This week in the garden



This week in the garden we are harvesting our apples. It is an ongoing harvest as we have several different varieties in our orchard and depending on your variety they may be ready between September and even early November! We have found that our apples have ripened a little later this year, and our crop has been far reduced.

This could be due to the weather this summer, a later blossom often indicates a later crop, or the fact that apple trees do not produce fruit every year. Disappointingly our most deliciously sweet and vibrantly green eating apples haven’t produced fruit at all which seems to be case for many apple growers around the country this year.


Storing apples

1. Check apples for storage are in good condition – they should be firm and unblemished if they are to store well.

2. Crates or apple racks are the best way of storing apples. Each apple can be wrapped individually in a single sheet of old newspaper, and the apples slightly apart from each other so that should one turn mouldy or rot it doesn’t spread to the neighbouring apples.

3. Apples need to be stored in a cool room if they are to last and should be checked on every so often to catch any turning fruit before it spreads to any others.


Spring bulbs

If nothing else this week, choosing and buying which plants you want to be surrounding you in spring is a very good start. Each spring in my own garden I have an abundance of hyacinth which grown beautifully and smell heavenly.

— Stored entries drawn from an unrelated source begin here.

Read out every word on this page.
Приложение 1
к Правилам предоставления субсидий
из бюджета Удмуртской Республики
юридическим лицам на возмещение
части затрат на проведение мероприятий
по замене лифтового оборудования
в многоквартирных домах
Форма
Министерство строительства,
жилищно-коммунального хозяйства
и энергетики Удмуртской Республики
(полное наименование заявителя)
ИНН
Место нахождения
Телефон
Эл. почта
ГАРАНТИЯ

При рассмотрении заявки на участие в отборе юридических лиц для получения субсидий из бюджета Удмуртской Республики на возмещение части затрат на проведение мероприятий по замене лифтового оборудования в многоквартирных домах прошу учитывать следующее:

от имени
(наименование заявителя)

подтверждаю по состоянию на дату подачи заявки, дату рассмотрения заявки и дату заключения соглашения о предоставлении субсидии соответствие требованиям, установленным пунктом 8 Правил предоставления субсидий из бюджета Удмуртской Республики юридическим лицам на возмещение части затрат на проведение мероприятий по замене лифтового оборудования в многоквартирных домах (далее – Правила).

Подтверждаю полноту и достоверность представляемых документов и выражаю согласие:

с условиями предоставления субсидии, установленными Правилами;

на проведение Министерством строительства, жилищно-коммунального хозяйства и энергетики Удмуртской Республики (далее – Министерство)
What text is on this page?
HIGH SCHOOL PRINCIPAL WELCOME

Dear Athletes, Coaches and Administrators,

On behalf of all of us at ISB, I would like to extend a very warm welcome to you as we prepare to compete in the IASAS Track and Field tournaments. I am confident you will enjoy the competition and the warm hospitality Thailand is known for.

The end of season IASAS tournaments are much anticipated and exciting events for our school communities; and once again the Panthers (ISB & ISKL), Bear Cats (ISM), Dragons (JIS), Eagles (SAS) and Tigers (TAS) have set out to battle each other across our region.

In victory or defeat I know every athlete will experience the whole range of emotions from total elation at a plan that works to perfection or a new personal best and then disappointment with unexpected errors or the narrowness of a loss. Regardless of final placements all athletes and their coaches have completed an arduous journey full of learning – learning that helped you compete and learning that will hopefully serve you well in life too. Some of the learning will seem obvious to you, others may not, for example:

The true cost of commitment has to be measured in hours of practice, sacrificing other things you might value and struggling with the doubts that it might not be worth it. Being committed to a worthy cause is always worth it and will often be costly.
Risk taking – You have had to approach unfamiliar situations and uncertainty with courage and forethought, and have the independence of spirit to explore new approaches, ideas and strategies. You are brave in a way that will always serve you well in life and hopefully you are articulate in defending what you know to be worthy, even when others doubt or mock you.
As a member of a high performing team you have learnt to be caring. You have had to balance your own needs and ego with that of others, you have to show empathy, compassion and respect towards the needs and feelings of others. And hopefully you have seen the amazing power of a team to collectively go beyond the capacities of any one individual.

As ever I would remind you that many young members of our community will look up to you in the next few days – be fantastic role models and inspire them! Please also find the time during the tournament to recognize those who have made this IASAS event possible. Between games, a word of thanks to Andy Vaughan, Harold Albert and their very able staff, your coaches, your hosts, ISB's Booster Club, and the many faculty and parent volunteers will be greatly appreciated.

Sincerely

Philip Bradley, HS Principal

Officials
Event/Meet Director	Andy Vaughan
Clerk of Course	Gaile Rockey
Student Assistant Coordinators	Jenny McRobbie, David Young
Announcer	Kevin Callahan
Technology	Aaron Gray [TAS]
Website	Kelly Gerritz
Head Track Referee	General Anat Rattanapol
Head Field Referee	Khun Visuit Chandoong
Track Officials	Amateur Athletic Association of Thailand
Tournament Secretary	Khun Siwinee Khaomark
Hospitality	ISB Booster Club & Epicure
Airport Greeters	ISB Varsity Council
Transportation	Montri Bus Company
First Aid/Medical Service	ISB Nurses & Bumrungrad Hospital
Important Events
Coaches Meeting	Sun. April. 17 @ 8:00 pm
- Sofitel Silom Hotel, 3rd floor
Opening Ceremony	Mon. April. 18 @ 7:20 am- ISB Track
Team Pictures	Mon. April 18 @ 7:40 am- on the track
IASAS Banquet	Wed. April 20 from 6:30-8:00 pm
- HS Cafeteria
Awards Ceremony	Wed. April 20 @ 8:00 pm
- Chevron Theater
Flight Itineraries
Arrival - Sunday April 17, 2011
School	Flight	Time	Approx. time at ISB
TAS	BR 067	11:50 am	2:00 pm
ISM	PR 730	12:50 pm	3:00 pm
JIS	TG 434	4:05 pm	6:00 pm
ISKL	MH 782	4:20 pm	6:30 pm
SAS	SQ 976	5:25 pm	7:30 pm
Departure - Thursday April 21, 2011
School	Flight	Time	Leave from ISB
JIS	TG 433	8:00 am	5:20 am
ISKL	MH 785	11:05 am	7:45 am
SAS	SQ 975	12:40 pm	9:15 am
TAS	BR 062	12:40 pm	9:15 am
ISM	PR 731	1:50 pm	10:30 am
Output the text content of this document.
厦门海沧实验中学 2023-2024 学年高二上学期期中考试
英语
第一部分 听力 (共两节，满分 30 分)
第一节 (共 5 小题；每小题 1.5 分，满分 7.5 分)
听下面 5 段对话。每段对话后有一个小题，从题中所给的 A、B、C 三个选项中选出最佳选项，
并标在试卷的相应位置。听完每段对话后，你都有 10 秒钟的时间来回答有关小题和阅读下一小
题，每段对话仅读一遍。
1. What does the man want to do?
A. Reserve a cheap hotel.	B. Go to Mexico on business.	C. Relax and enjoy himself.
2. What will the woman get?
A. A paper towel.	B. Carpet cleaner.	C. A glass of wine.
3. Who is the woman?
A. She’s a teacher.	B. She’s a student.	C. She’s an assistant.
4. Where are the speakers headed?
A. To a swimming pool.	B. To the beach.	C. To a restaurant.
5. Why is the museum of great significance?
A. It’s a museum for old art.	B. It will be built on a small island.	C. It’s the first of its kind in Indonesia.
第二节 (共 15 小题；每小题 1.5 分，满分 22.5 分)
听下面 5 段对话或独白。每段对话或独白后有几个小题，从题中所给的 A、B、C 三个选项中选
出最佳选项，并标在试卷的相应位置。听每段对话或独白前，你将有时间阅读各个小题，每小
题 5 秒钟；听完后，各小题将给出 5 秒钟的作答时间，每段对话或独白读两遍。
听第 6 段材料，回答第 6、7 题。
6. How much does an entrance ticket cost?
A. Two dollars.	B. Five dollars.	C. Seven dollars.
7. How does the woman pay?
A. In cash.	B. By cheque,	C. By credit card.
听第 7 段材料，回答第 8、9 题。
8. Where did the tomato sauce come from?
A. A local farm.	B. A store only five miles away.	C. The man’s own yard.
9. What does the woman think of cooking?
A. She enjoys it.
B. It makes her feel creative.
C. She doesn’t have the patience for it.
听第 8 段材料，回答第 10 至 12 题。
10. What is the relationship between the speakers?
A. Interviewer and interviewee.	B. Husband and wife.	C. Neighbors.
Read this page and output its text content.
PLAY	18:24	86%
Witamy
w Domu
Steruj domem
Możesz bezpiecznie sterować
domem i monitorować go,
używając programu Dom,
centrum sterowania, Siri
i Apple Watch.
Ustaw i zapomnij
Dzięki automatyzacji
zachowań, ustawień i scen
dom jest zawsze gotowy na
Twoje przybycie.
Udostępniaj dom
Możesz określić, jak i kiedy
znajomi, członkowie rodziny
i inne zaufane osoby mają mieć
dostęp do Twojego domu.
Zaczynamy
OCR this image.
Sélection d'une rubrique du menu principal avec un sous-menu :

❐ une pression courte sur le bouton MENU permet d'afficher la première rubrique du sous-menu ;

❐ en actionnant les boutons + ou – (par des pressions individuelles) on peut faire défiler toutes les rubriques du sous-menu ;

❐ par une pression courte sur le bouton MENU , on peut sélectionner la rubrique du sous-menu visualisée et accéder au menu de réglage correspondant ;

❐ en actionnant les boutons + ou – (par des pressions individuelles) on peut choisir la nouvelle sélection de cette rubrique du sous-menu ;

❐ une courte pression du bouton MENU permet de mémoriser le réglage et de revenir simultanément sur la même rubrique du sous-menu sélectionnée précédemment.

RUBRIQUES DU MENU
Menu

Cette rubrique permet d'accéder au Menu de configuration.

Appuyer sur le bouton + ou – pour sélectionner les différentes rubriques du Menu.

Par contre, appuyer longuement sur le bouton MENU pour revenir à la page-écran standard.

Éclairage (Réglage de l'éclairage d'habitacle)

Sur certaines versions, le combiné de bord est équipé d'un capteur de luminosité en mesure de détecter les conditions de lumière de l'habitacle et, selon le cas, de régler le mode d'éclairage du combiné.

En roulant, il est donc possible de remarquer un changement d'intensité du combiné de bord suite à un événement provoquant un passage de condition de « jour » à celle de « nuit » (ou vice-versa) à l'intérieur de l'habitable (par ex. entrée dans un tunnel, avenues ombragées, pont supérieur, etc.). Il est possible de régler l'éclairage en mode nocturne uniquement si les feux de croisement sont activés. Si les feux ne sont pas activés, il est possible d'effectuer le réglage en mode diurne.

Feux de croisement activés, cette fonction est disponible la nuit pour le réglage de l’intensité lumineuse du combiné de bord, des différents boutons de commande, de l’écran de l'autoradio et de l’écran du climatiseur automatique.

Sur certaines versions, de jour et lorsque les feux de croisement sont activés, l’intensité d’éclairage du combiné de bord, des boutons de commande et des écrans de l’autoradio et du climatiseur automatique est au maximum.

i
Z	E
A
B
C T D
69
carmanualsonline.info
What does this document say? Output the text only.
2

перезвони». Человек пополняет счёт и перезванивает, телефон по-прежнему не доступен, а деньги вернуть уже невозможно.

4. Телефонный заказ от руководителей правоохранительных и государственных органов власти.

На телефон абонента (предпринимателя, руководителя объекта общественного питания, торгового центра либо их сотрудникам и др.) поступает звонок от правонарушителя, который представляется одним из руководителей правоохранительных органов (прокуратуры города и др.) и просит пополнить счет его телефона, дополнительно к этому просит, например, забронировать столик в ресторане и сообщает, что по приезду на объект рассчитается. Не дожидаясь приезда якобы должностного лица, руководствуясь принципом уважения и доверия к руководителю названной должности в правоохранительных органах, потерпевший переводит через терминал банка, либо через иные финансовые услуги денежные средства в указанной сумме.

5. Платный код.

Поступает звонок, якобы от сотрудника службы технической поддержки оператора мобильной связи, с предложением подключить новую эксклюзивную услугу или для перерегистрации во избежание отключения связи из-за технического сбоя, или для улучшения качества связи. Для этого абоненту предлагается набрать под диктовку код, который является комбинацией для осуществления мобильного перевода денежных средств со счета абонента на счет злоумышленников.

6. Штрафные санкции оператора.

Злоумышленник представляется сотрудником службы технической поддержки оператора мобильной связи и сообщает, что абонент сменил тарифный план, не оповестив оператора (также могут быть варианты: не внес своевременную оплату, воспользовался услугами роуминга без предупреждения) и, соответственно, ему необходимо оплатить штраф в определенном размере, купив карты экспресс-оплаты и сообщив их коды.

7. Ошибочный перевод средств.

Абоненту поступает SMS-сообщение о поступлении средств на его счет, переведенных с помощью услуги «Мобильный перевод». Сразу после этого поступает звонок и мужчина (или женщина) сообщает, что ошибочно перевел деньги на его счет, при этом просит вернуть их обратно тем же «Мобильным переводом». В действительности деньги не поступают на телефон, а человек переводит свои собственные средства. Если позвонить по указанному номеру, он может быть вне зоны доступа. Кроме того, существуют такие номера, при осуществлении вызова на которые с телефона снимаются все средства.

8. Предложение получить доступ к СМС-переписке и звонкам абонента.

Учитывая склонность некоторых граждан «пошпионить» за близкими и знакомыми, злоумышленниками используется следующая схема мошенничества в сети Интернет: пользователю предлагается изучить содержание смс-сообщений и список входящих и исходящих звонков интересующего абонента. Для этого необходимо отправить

I have your standard daffodils, but some absolutely stunning narcissi varieties that have a very strong scent and are terribly pretty. We will be growing Amaryllis and tulips next year too!


your beds

Now is a good time to pull out or dead head all the overgrown summer plants such as sweetpeas, lillies, and gladioli. I will be weeding the beds once cleared of this summers stems, and will return to them every two weeks to try and stay on top of the weed growth.
It is so worth freeing up a bit of time to do these tasks- I will be asking Al to help me – many hands… because the better we prepare and maintain our production beds now the easier next springs planting will be.